To facilitate that industry, a dam was built at the harbor entrance. Since then, tidal water has been greatly reduced and as a result, much sludge began to form. Seaweed and seashells were the first casualties.
The situation is such that the swans are now fed tons of bird feed every year, instead of foraging for themselves. Experts say the worst scenario is that the lagoons will dry up and the swans will disappear.
In its tough battle against ecological degradation, the local government launched a remedial project worth more than 60 million yuan ($9.65 million) in 2011. One of the first projects was to demolish the harbor front dam and to dredge off the sludge that had accumulated.
The project will clear sludge in a 400,000-square-meter area that will make room for the eel grass to grow again.
Supported by the Ocean University of China's artificial planting technologies, the Rongcheng government has sown about 50 kilograms of eel grass seeds and put in another 1,000 kg of baby clams to kick start the ecological transformation.
Once the habitats of the eel grass and clams are established, conservationists can reduce the amount of bird feed by at least 10 tons, starting from this year.
Fish-farming, the main source of income for residents of the area, will also be severely restricted in certain stretches.
But the residents seem confident that their sacrifices will pay off.
In 2002, an award-winning photo of a mother swan spreading its wings to protect its baby sparked an online sensation.

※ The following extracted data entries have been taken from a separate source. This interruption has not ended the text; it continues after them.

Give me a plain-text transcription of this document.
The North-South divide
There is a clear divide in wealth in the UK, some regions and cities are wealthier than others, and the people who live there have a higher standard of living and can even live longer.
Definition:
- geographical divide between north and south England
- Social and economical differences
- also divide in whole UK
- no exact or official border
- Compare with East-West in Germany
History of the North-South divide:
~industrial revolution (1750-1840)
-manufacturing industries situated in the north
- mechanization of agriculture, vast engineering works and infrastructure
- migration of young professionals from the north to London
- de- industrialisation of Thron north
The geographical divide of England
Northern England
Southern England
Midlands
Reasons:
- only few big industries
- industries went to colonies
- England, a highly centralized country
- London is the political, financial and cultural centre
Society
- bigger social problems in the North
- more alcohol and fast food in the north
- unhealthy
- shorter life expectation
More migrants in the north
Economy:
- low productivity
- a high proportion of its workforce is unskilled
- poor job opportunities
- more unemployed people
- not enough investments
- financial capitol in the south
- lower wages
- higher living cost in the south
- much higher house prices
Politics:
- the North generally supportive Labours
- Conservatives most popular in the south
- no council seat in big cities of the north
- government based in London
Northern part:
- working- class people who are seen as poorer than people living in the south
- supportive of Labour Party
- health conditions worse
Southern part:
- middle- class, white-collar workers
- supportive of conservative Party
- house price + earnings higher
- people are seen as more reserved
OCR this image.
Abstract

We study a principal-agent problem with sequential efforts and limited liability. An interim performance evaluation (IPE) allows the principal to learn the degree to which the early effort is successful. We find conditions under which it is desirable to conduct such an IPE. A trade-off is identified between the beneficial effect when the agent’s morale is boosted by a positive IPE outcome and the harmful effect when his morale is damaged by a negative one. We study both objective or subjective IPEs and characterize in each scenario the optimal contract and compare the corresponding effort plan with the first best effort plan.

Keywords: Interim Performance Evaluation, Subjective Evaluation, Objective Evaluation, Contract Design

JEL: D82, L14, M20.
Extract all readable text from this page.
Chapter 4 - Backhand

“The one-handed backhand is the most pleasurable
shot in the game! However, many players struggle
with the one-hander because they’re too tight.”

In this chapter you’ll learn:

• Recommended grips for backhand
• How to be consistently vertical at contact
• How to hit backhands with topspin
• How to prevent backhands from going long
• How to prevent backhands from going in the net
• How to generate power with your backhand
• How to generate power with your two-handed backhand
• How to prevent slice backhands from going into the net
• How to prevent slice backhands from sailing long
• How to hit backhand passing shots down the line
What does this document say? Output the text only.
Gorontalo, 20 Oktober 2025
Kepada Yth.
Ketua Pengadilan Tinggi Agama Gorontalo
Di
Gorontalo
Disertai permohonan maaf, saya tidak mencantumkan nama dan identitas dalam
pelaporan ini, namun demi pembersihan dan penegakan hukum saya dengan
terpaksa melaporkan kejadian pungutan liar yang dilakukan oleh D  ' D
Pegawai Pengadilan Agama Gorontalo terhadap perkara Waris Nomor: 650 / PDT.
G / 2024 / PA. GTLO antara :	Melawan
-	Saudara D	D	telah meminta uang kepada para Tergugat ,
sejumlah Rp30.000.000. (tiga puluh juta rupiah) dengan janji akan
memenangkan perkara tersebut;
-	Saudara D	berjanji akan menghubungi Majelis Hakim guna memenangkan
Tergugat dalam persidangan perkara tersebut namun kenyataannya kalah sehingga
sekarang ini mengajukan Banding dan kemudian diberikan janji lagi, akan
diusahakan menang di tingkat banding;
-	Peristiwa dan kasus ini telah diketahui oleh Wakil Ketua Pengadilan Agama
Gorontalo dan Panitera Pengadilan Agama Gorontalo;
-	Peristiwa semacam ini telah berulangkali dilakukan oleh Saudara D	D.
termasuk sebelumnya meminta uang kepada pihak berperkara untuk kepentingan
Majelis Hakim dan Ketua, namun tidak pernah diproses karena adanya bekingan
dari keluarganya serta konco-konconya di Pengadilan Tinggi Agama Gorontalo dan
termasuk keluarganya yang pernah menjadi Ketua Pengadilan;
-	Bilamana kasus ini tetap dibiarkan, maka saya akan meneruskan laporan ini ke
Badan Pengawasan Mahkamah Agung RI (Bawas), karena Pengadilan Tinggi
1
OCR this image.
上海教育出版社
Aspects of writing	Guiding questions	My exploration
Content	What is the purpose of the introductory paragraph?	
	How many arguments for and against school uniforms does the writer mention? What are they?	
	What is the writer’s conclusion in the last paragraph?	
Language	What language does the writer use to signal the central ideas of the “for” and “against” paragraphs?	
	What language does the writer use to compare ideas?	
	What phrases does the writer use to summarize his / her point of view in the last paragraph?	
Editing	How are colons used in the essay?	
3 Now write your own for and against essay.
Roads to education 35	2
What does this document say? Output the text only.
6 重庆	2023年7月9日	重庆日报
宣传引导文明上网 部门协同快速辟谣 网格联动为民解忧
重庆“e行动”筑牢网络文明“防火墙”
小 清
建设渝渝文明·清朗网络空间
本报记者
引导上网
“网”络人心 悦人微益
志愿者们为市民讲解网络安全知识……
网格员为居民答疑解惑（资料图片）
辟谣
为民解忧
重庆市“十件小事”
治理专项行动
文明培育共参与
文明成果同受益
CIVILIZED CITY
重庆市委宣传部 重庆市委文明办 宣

Since then hundreds of photographers, from as far as South Korea and Japan, have congregated at Rongcheng each year hoping to take an even better picture.
Qu Xuerong, 61, started his hostel around the time the first group of photographers arrived. He partitioned his bungalow into about a dozen cozy cubicles for rent, and immediately reaped an income of 4,000 yuan the first year.
In the past decade, Qu has seen the number of tourists increase in tandem with his business. By 2010, after adding another two-story building to expand the family hostel so it can receive more than 400 visitors a year, Qu now has an annual income of 30,000 yuan.
In Qu's village alone, at least 30 households offer family hostels, a profitable business that frees them from the fetters of hard labor in the fields.
As a major tourist attraction, official statistics state that the Rongcheng swan lakes bring in about 200,000 visitors a year to the county-level city, with about 280 million yuan in revenue that accounts for 60 percent of total tourism takings in an otherwise slack winter season.
"People say swans are auspicious birds. They bring fortune and fame. Otherwise nobody would ever get to know such a remote village as ours," Qu says.
The new prosperity and an even newer respect for nature and its creatures reflect the villagers' changing attitudes.
They were shooting the swans in the 1970s and '80s, says Yu Zhuangzhi, a conservation officer with the swan lakes, designated a national nature reserve in 2007.
When people came across an injured swan, Yu remembers, they would take it home and eat it. But now, they call the conservation center or try to take care of the bird themselves.
Sun Maozhen, 65, is one of those who choose to work at the swan protection stations after his retirement. In his daily patrols, he records the number of swans, their time of arrival and departure, and the amount of bird feed given.
When a swan is injured after hitting a wire or being tangled in fishing nets, Sun would sterilize, dress the wounds and splint its broken wings or legs.
Being able to save a swan is a surprising source of glory for the villagers, and tales of "warmhearted villagers and injured swans" abound, although it may not be immediately apparent to visitors.
The one thing they get to see is how the villagers volunteer to feed the swans when the lakes freeze over.
As time goes by, Qu notes, the swans are no longer as afraid of people as they used to be. After living so many years right beside these little creatures, Qu says that they have become a part of his life. "It used to bother me a lot when they whooped at night. But gradually I got used to it, just like I got used to my wife's snores. The funniest thing is, every time they fly back home, I actually miss their whoops and find it hard to fall asleep," he laughs.